It started off as a pretty good day in New Orleans.

(Soundbite of music; crowd noise)

CHADWICK: The Cafe Du Monde has reopened post-Katrina. Since early this morning, New Orleanians have been lining up once again for the 153-year-old cafe's chickory coffee and its signature pastry, the beignet. That's a square of dough deliciously deep-fried and dusted with powdered sugar. The cafe's back, but other places are still waiting to open. For this week's book segment, NPR's Karen Grigsby Bates talked with chef and restauranteur and author Emeril Lagasse about resurrecting a piece of New Orleans' history and getting the city back on its culinary feet.

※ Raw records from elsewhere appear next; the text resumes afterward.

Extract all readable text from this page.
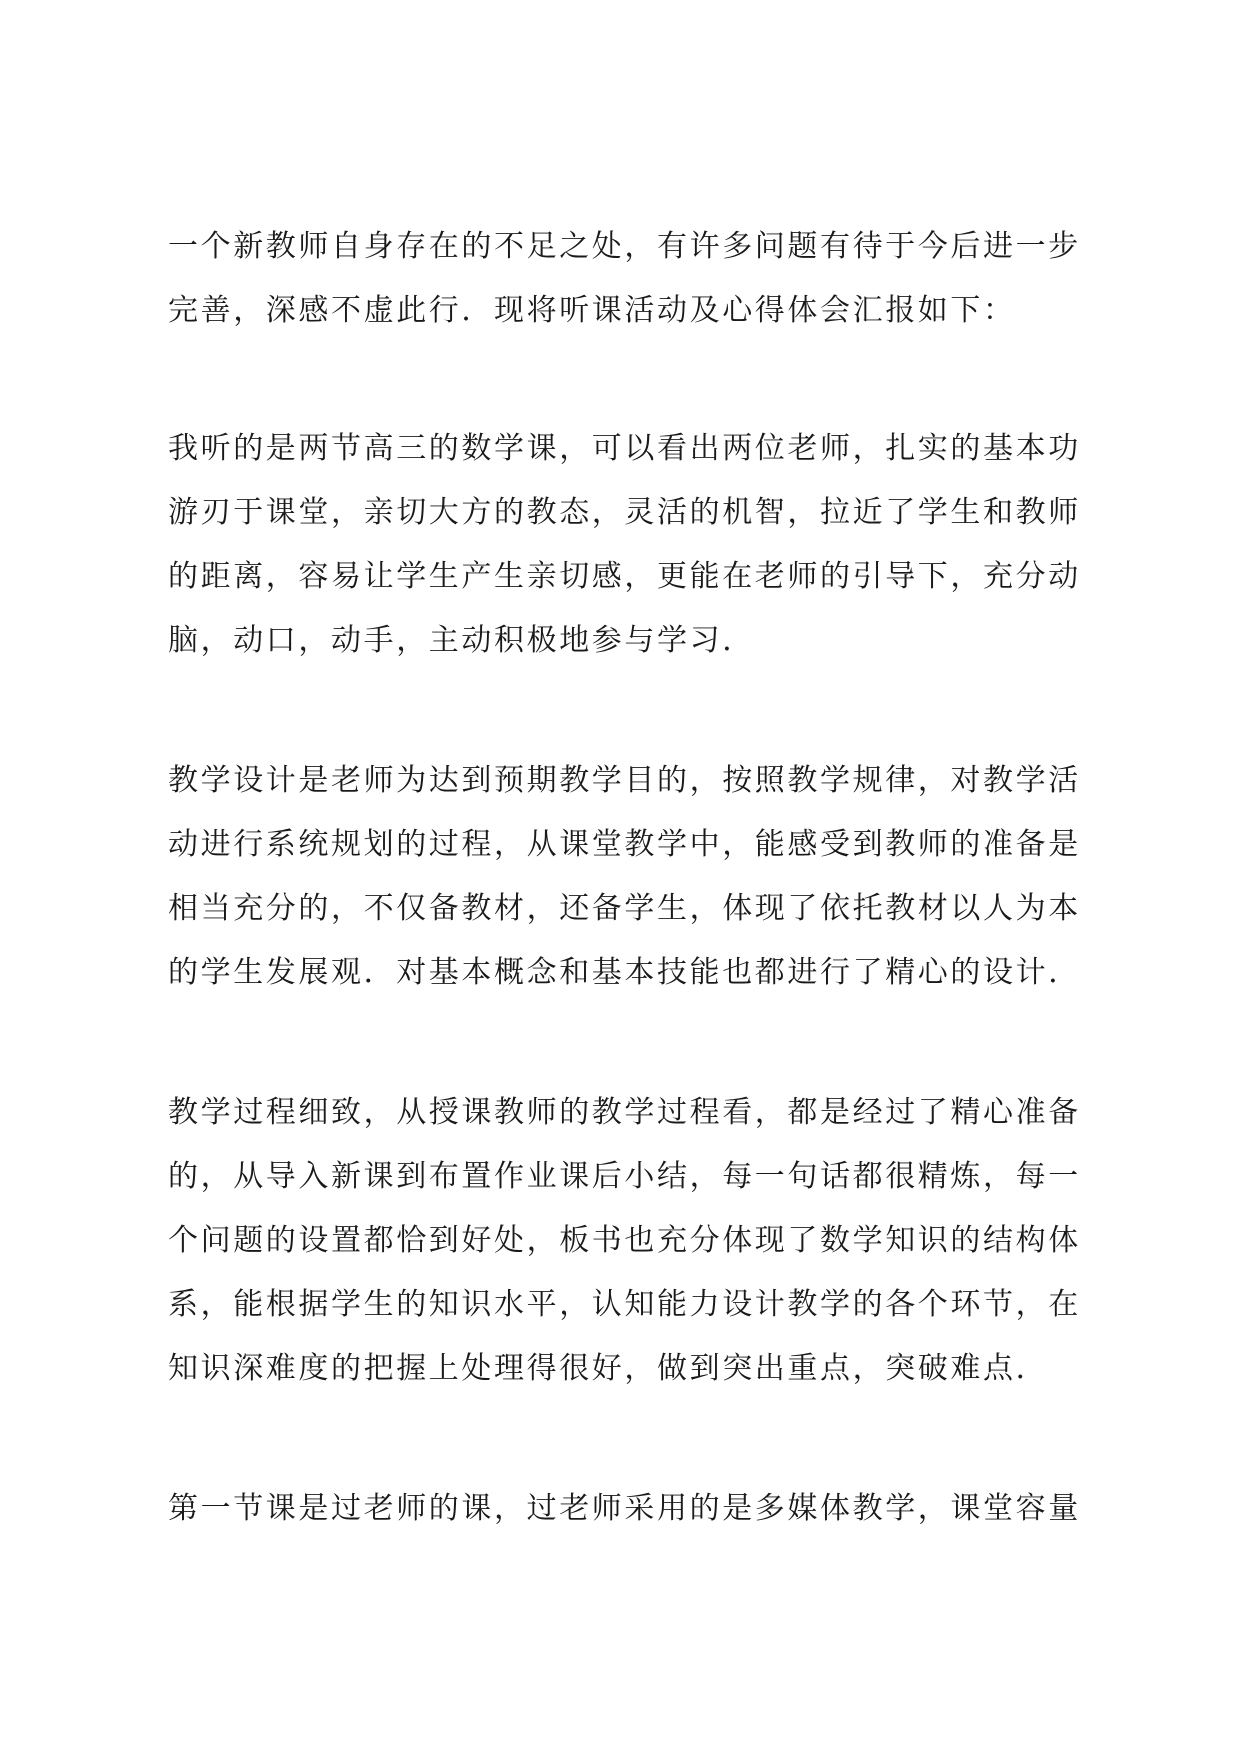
一个新教师自身存在的不足之处，有许多问题有待于今后进一步
完善，深感不虚此行．现将听课活动及心得体会汇报如下：
我听的是两节高三的数学课，可以看出两位老师，扎实的基本功
游刃于课堂，亲切大方的教态，灵活的机智，拉近了学生和教师
的距离，容易让学生产生亲切感，更能在老师的引导下，充分动
脑，动口，动手，主动积极地参与学习．
教学设计是老师为达到预期教学目的，按照教学规律，对教学活
动进行系统规划的过程，从课堂教学中，能感受到教师的准备是
相当充分的，不仅备教材，还备学生，体现了依托教材以人为本
的学生发展观．对基本概念和基本技能也都进行了精心的设计．
教学过程细致，从授课教师的教学过程看，都是经过了精心准备
的，从导入新课到布置作业课后小结，每一句话都很精炼，每一
个问题的设置都恰到好处，板书也充分体现了数学知识的结构体
系，能根据学生的知识水平，认知能力设计教学的各个环节，在
知识深难度的把握上处理得很好，做到突出重点，突破难点．
第一节课是过老师的课，过老师采用的是多媒体教学，课堂容量
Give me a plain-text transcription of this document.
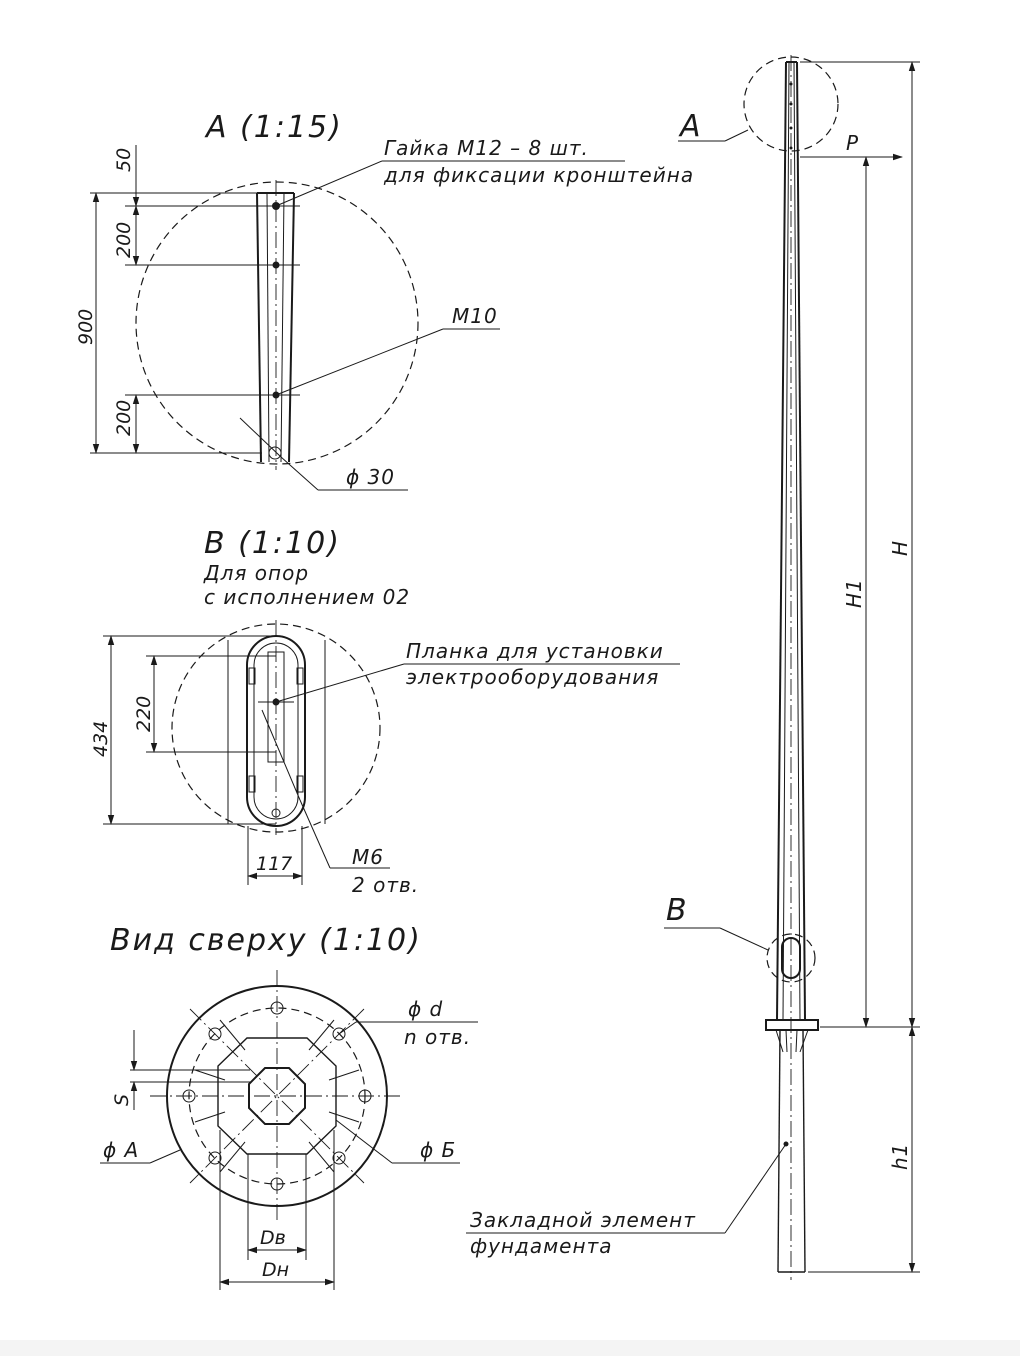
А (1:15)
50
200
900
200
Гайка М12 – 8 шт.
для фиксации кронштейна
М10
ϕ 30
В (1:10)
Для опор
с исполнением 02
434
220
117
Планка для установки
электрооборудования
М6
2 отв.
Вид сверху (1:10)
S
ϕ А	ϕ Б
ϕ d
n отв.
Dв
Dн
А
В
Закладной элемент
фундамента
Р
Н
Н1
h1
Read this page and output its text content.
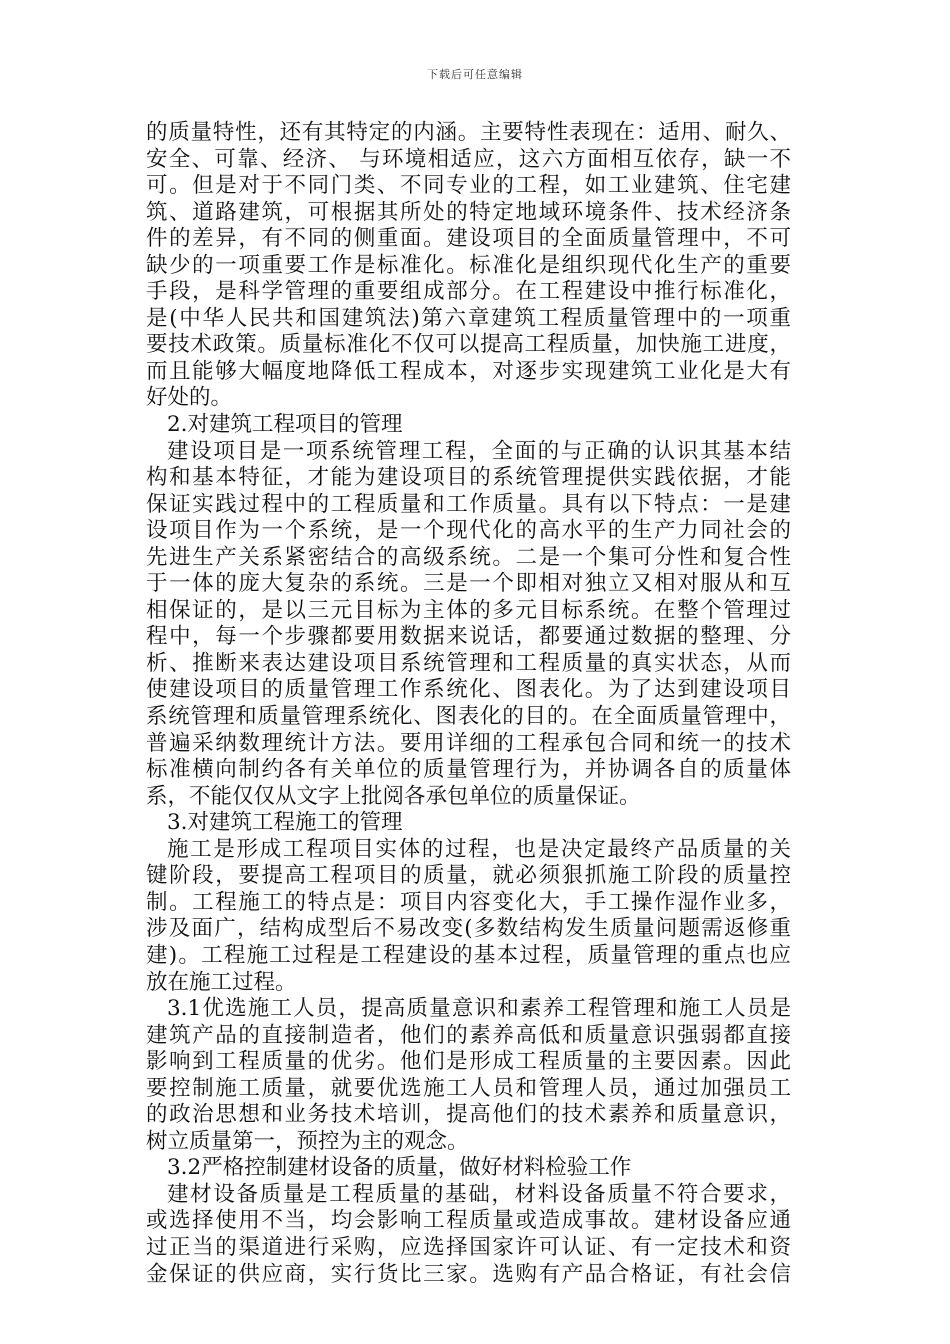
下载后可任意编辑
的质量特性，还有其特定的内涵。主要特性表现在：适用、耐久、
安全、可靠、经济、 与环境相适应，这六方面相互依存，缺一不
可。但是对于不同门类、不同专业的工程，如工业建筑、住宅建
筑、道路建筑，可根据其所处的特定地域环境条件、技术经济条
件的差异，有不同的侧重面。建设项目的全面质量管理中，不可
缺少的一项重要工作是标准化。标准化是组织现代化生产的重要
手段，是科学管理的重要组成部分。在工程建设中推行标准化，
是(中华人民共和国建筑法)第六章建筑工程质量管理中的一项重
要技术政策。质量标准化不仅可以提高工程质量，加快施工进度，
而且能够大幅度地降低工程成本，对逐步实现建筑工业化是大有
好处的。
2.对建筑工程项目的管理
建设项目是一项系统管理工程，全面的与正确的认识其基本结
构和基本特征，才能为建设项目的系统管理提供实践依据，才能
保证实践过程中的工程质量和工作质量。具有以下特点：一是建
设项目作为一个系统，是一个现代化的高水平的生产力同社会的
先进生产关系紧密结合的高级系统。二是一个集可分性和复合性
于一体的庞大复杂的系统。三是一个即相对独立又相对服从和互
相保证的，是以三元目标为主体的多元目标系统。在整个管理过
程中，每一个步骤都要用数据来说话，都要通过数据的整理、分
析、推断来表达建设项目系统管理和工程质量的真实状态，从而
使建设项目的质量管理工作系统化、图表化。为了达到建设项目
系统管理和质量管理系统化、图表化的目的。在全面质量管理中，
普遍采纳数理统计方法。要用详细的工程承包合同和统一的技术
标准横向制约各有关单位的质量管理行为，并协调各自的质量体
系，不能仅仅从文字上批阅各承包单位的质量保证。
3.对建筑工程施工的管理
施工是形成工程项目实体的过程，也是决定最终产品质量的关
键阶段，要提高工程项目的质量，就必须狠抓施工阶段的质量控
制。工程施工的特点是：项目内容变化大，手工操作湿作业多，
涉及面广，结构成型后不易改变(多数结构发生质量问题需返修重
建)。工程施工过程是工程建设的基本过程，质量管理的重点也应
放在施工过程。
3.1优选施工人员，提高质量意识和素养工程管理和施工人员是
建筑产品的直接制造者，他们的素养高低和质量意识强弱都直接
影响到工程质量的优劣。他们是形成工程质量的主要因素。因此
要控制施工质量，就要优选施工人员和管理人员，通过加强员工
的政治思想和业务技术培训，提高他们的技术素养和质量意识，
树立质量第一，预控为主的观念。
3.2严格控制建材设备的质量，做好材料检验工作
建材设备质量是工程质量的基础，材料设备质量不符合要求，
或选择使用不当，均会影响工程质量或造成事故。建材设备应通
过正当的渠道进行采购，应选择国家许可认证、有一定技术和资
金保证的供应商，实行货比三家。选购有产品合格证，有社会信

Say `Emeril Lagasse' and most people immediately think of this.

(Soundbite of "Emeril Live")

Mr. EMERIL LAGASSE (Chef): Hey, did we have fun with fried foods tonight or what? Huh? Unbelievable!

(Soundbite of cheering and applause)

BATES: That kind of raucous `laissez le bon temps rouler' atmosphere is essential to "Emeril Live," his successful show on the Food Network. But it's the exact opposite of Delmonico, one of New Orleans' most refined restaurants. So it was a surprise to a lot of people, including Emeril, when Angela Brown and Rose Brown Dietrich--whose family owned Delmonico for several generations--called him up and said...

Mr. LAGASSE: `We are ready to go to Disney World. We're gon--we want to retire. But we are so scared of who we turn this thing over to that we want to ask you first if you would consider buying our family business.'

BATES: To the naked eye, it was an odd pairing; the baron of `Bam!' and one of the city's most venerated establishments. But the sisters liked what Emeril did with his own restaurants, and he wanted a chance to preserve classic Creole cuisine. So in 1997, they sold it to him, and Delmonico became Emeril's Delmonico. And he continued building on the Delmonico tradition.

Mr. LAGASSE: We're having a lot of fun doing this sort of grand New Orleans, but not snooty, just really, really elegant-history New Orleans food.

BATES: Like the original Delmonico, Emeril's Delmonico is filled with mostly Creole dishes that have now become legend: sauteed frogs' legs in garlicky bearnaise sauce; seafood-stuffed shrimp; bread pudding lavished with rum-spiked cream. His newest cookbook, "Emeril's Delmonico: A Restaurant With a Past," is an homage to that cuisine. It's also a tip of the toque to the people who bring culinary history alive daily: the black cooks, chefs and kitchen workers who produce the magical dishes that have made Delmonico and other great New Orleans restaurants famous.

Mr. LAGASSE: These men and women were the unsung heroes. You know, they were back there shucking the oysters and pan-frying the oysters, and they were there cleaning the trout and then fileting the trout and battering the trout, making the gumbos. They were really the structure of the restaurant.

BATES: Emeril says people like Ernest "Jitterbug" Rome, who's been with Delmonico for almost 60 years, were more than just cooks and more than just a human catalogue of the restaurant's recipes.

Mr. LAGASSE: Learning from them, I never disrespected. I always wanted to learn and make it right, then little fine touches, maybe of ingredients or, you know--but I never disrespected it; I always wanted to just build on it.

BATES: The cuisine is as rich as it ever was; plenty of butter, bacon and bearnaise all throughout the book. But, Chef Lagasse says, moderation is key.

Mr. LAGASSE: You obviously can't eat a double-cut pork chop every day with caramelized sweet potatoes, or you'll eventually look like a double-cut pork chop.

BATES: And, as visitors have discovered for more than two centuries, wealth doesn't dictate how well one eats in the Crescent City.

Mr. LAGASSE: You don't have to just go to a three-star restaurant to eat good food. You could go to a local place and have red beans and rice.

BATES: It's these local places all across the city that Emeril worries about. Storm damage and little or no insurance may kill off the neighborhood spots that have fed generations in communities tours never see. The grand restaurants, including his own, have withstood the storm, but the ones that sustained real-life New Orleans, maybe not.

Mr. LAGASSE: Most of the damages are the small people, the places that are--that do the lunch plates. My concern is that we're going to probably lose about 25 percent of those places.

BATES: He and others are working with city agencies on rebuilding, but many of the small places are staffed with folks from the hardest-hit neighborhoods, and some won't be returning. It's a bitter blow to a city that prides itself on being food-obsessed, but Emeril Lagasse hopes he and his peers will be reopening soon, and says the storm couldn't remove an important part of his beloved city.

Mr. LAGASSE: They won't lose the spirit. They won't lose the soul. They won't lose that--how people are having lunch, talking about where they're going to have dinner or where they're going to have breakfast tomorrow. That's the spirit of New Orleans, and that spirit you won't--you can't blow away.

BATES: Karen Grigsby Bates, NPR News, Los Angeles.